7. Professionalität des Weiterbildungspersonals als Handlungsfeld der Europäischen Union: Die Auswirkungen europäischer Bildungsziele (Lissabon-Strategie) auf die Professionalisierung werden diskutiert.
8. Die Beschäftigungs- und Professionalisierungssituation von Weiterbildnern in Österreich: Der österreichische Weiterbildungssektor wird strukturell und datentechnisch unter besonderer Berücksichtigung der Weiterbildungsakademie Österreich (wba) analysiert.
9. Vergleich der Beschäftigungs- und Professionalisierungssituation zwischen Deutschland und Österreich: Zusammenfassender Vergleich beider Länder hinsichtlich der Herausforderungen und Professionalisierungsansätze.
Weiterbildung, Erwachsenenbildung, Professionalisierung, Profession, Berufsethos, Dienstleistungsberuf, Beschäftigungssituation, Bildungsmanagement, Qualifizierung, Lehre, Lebenslanges Lernen, Weiterbildungspersonal, Österreich, Deutschland, Kompetenzprofil
Die Diplomarbeit untersucht die Beschäftigungssituation und den Professionalisierungsstand des Weiterbildungspersonals in Deutschland und vergleicht diese Ergebnisse mit der Situation in Österreich.
Zentrale Themen sind die theoretische Bestimmung von Profession und Professionalisierung, die historischen Entwicklungslinien der Weiterbildung sowie die Analyse empirischer Daten zur sozialen und beruflichen Lage der dort Beschäftigten.
Das Hauptziel ist es, herauszufinden, ob und inwieweit das Beschäftigungsfeld Weiterbildung als Profession bezeichnet werden kann und wie die aktuellen Beschäftigungsverhältnisse die Professionalisierung beeinflussen.
Es handelt sich um eine literaturbasierte Arbeit, die theoretische Diskurse analysiert und diese durch die Auswertung vorhandener qualitativer und quantitativer Statistiken zur Beschäftigungslage ergänzt.
Der Hauptteil gliedert sich in eine theoretische Begriffsbestimmung, eine historische Analyse der Verberuflichung, eine detaillierte Prüfung der Professionskriterien sowie einen länderspezifischen Vergleich zwischen Deutschland und Österreich.
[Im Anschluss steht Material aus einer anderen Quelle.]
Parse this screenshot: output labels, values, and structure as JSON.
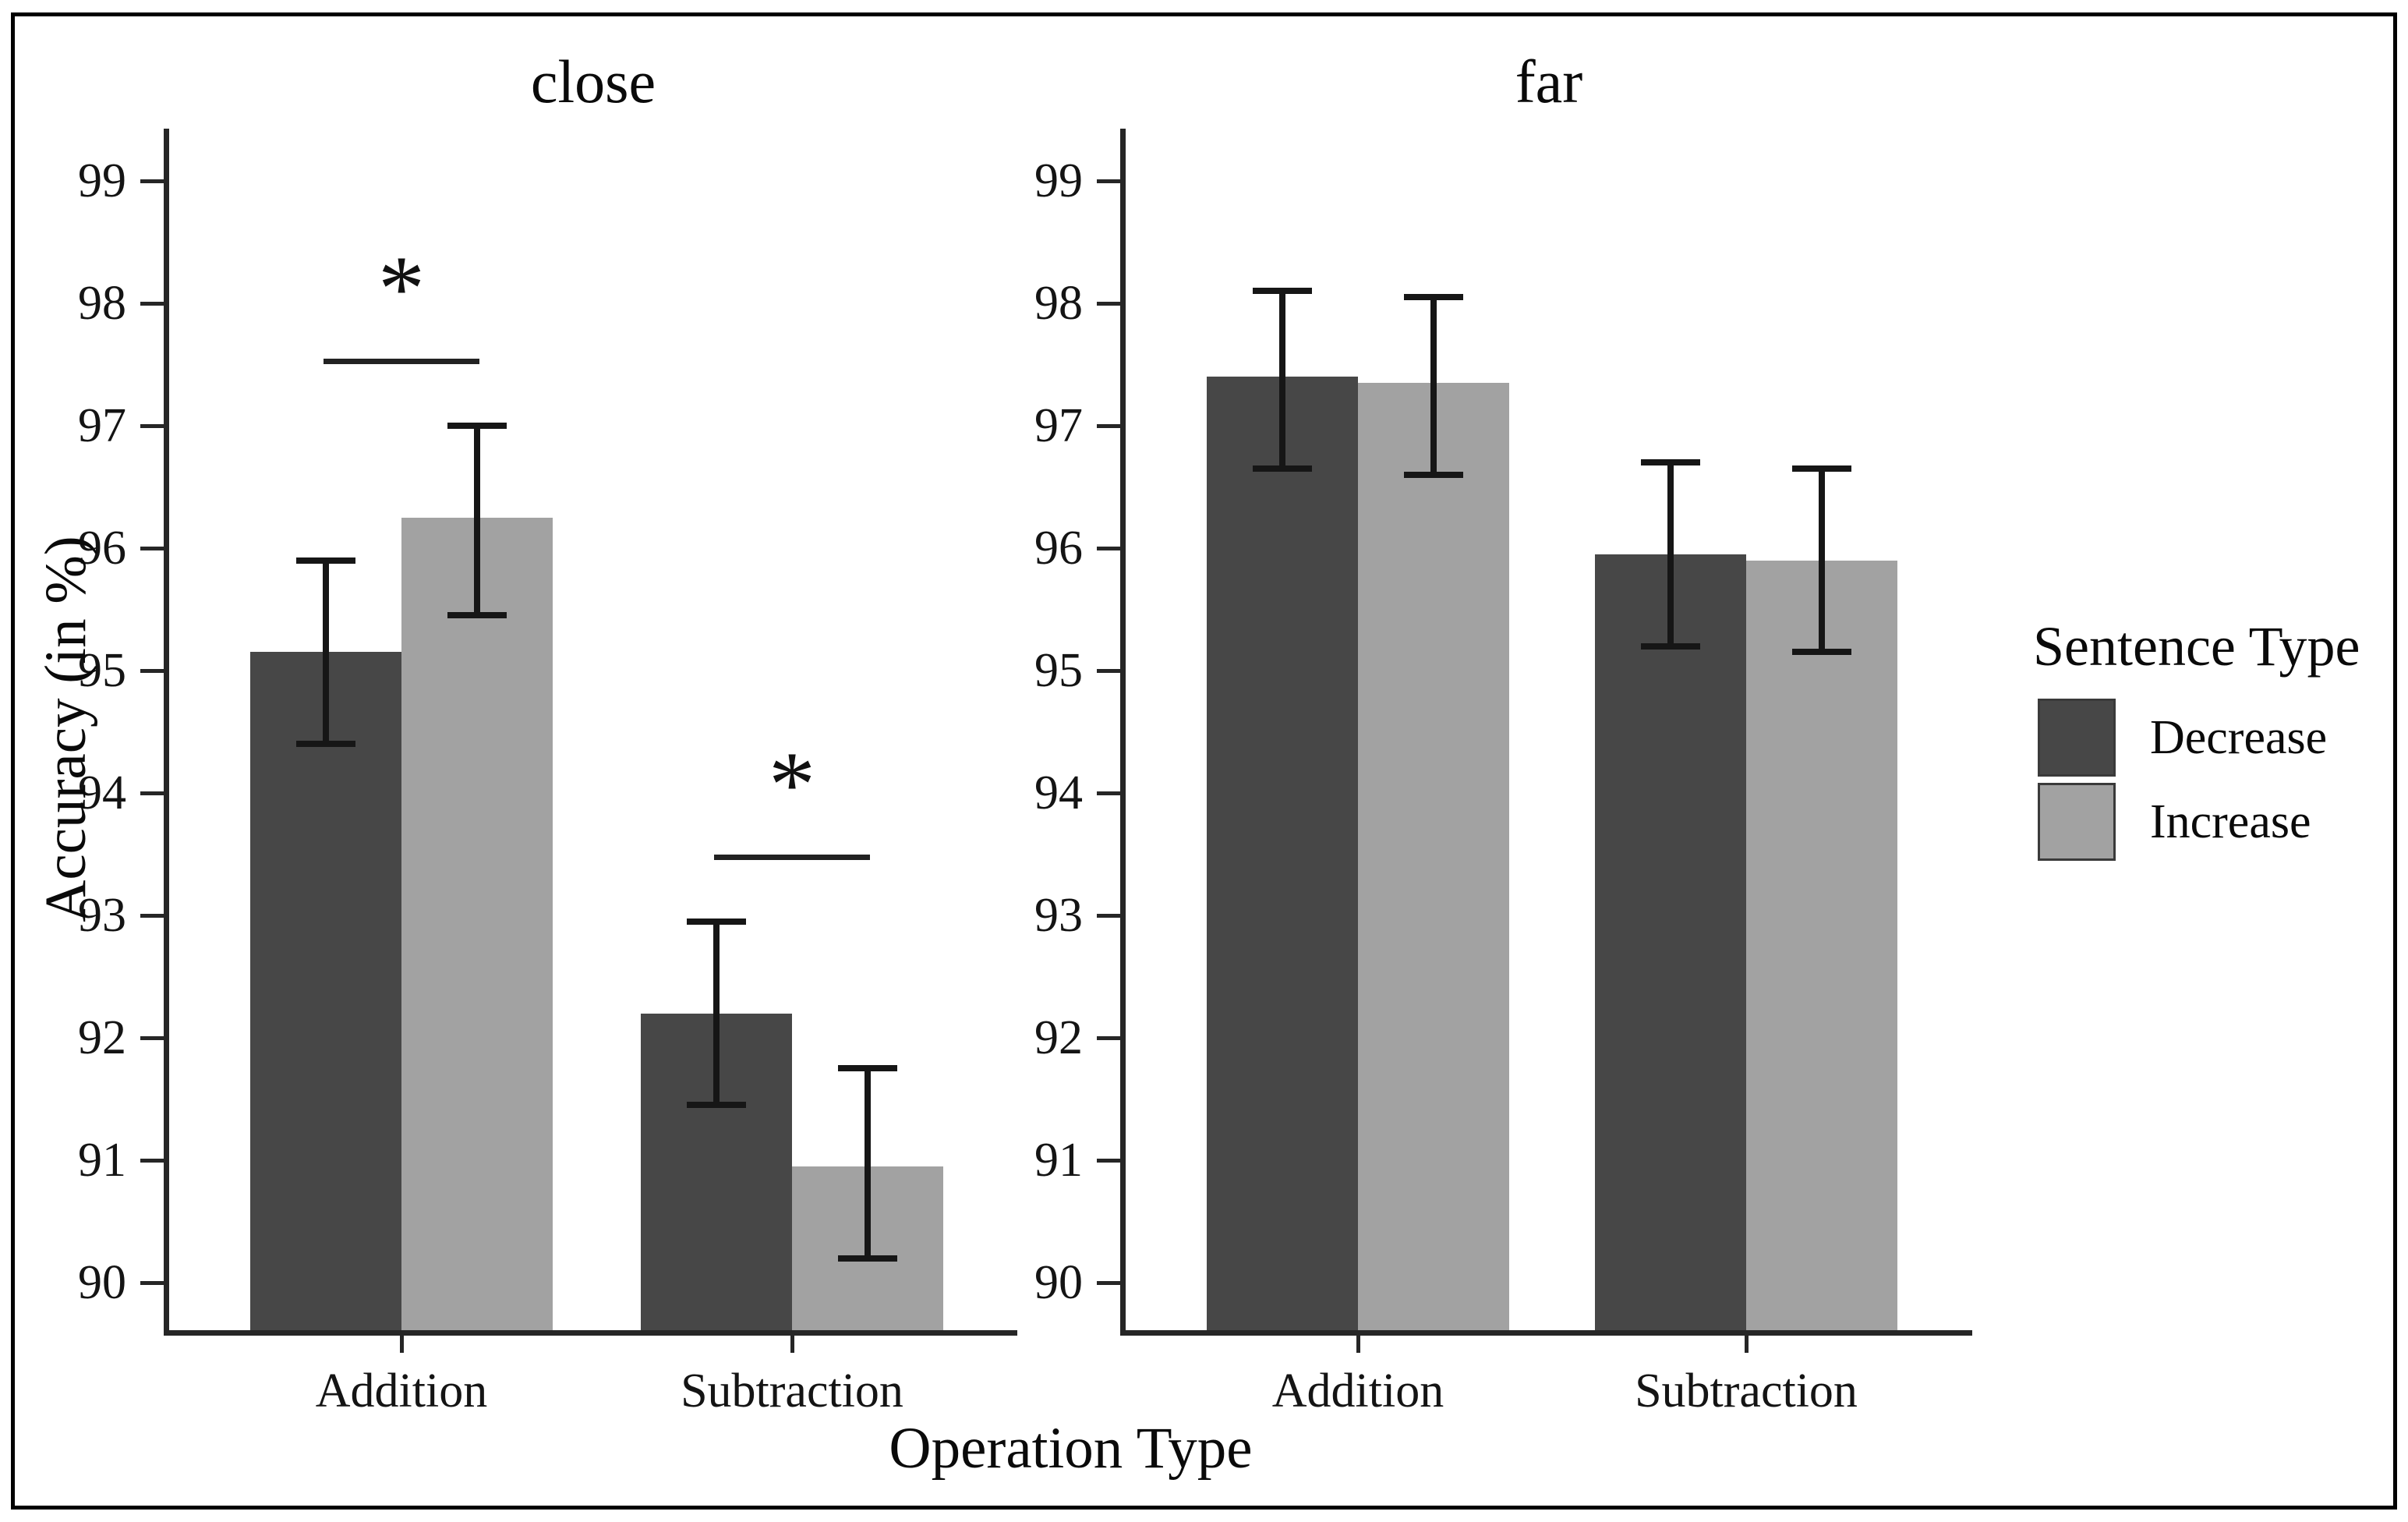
{
  "figure": {
    "y_axis_title": "Accuracy (in %)",
    "x_axis_title": "Operation Type",
    "legend": {
      "title": "Sentence Type",
      "entries": [
        {
          "label": "Decrease",
          "color": "#474747"
        },
        {
          "label": "Increase",
          "color": "#a2a2a2"
        }
      ]
    }
  },
  "chart_data": {
    "type": "bar",
    "title": "",
    "xlabel": "Operation Type",
    "ylabel": "Accuracy (in %)",
    "ylim": [
      89.6,
      99.4
    ],
    "yticks": [
      90,
      91,
      92,
      93,
      94,
      95,
      96,
      97,
      98,
      99
    ],
    "grid": false,
    "legend_position": "right",
    "categories": [
      "Addition",
      "Subtraction"
    ],
    "series_names": [
      "Decrease",
      "Increase"
    ],
    "facets": [
      {
        "name": "close",
        "groups": [
          {
            "category": "Addition",
            "bars": [
              {
                "series": "Decrease",
                "value": 95.15,
                "ci_low": 94.4,
                "ci_high": 95.9
              },
              {
                "series": "Increase",
                "value": 96.25,
                "ci_low": 95.45,
                "ci_high": 97.0
              }
            ]
          },
          {
            "category": "Subtraction",
            "bars": [
              {
                "series": "Decrease",
                "value": 92.2,
                "ci_low": 91.45,
                "ci_high": 92.95
              },
              {
                "series": "Increase",
                "value": 90.95,
                "ci_low": 90.2,
                "ci_high": 91.75
              }
            ]
          }
        ],
        "annotations": [
          {
            "category": "Addition",
            "label": "*",
            "y": 97.55
          },
          {
            "category": "Subtraction",
            "label": "*",
            "y": 93.5
          }
        ]
      },
      {
        "name": "far",
        "groups": [
          {
            "category": "Addition",
            "bars": [
              {
                "series": "Decrease",
                "value": 97.4,
                "ci_low": 96.65,
                "ci_high": 98.1
              },
              {
                "series": "Increase",
                "value": 97.35,
                "ci_low": 96.6,
                "ci_high": 98.05
              }
            ]
          },
          {
            "category": "Subtraction",
            "bars": [
              {
                "series": "Decrease",
                "value": 95.95,
                "ci_low": 95.2,
                "ci_high": 96.7
              },
              {
                "series": "Increase",
                "value": 95.9,
                "ci_low": 95.15,
                "ci_high": 96.65
              }
            ]
          }
        ],
        "annotations": []
      }
    ]
  }
}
Wichtige Begriffe sind Weiterbildung, Professionalisierung, Berufsethos, prekäre Beschäftigung, Bildungsmanagement, Kompetenzprofil und das österreichische Modell der Weiterbildungsakademie (wba).
Die EU fördert durch Initiativen wie die Lissabon-Strategie und das Programm "Grundtvig" das lebenslange Lernen und setzt Impulse zur Qualitätssteigerung und Professionalisierung, auch wenn die Umsetzung national in den Händen der Mitgliedsstaaten bleibt.
Österreich hat mit der "Weiterbildungsakademie Österreich" (wba) ein virtuelles Anerkennungssystem geschaffen, das als Referenzrahmen dient, um heterogene Kompetenzen von Weiterbildnern strukturiert zu zertifizieren.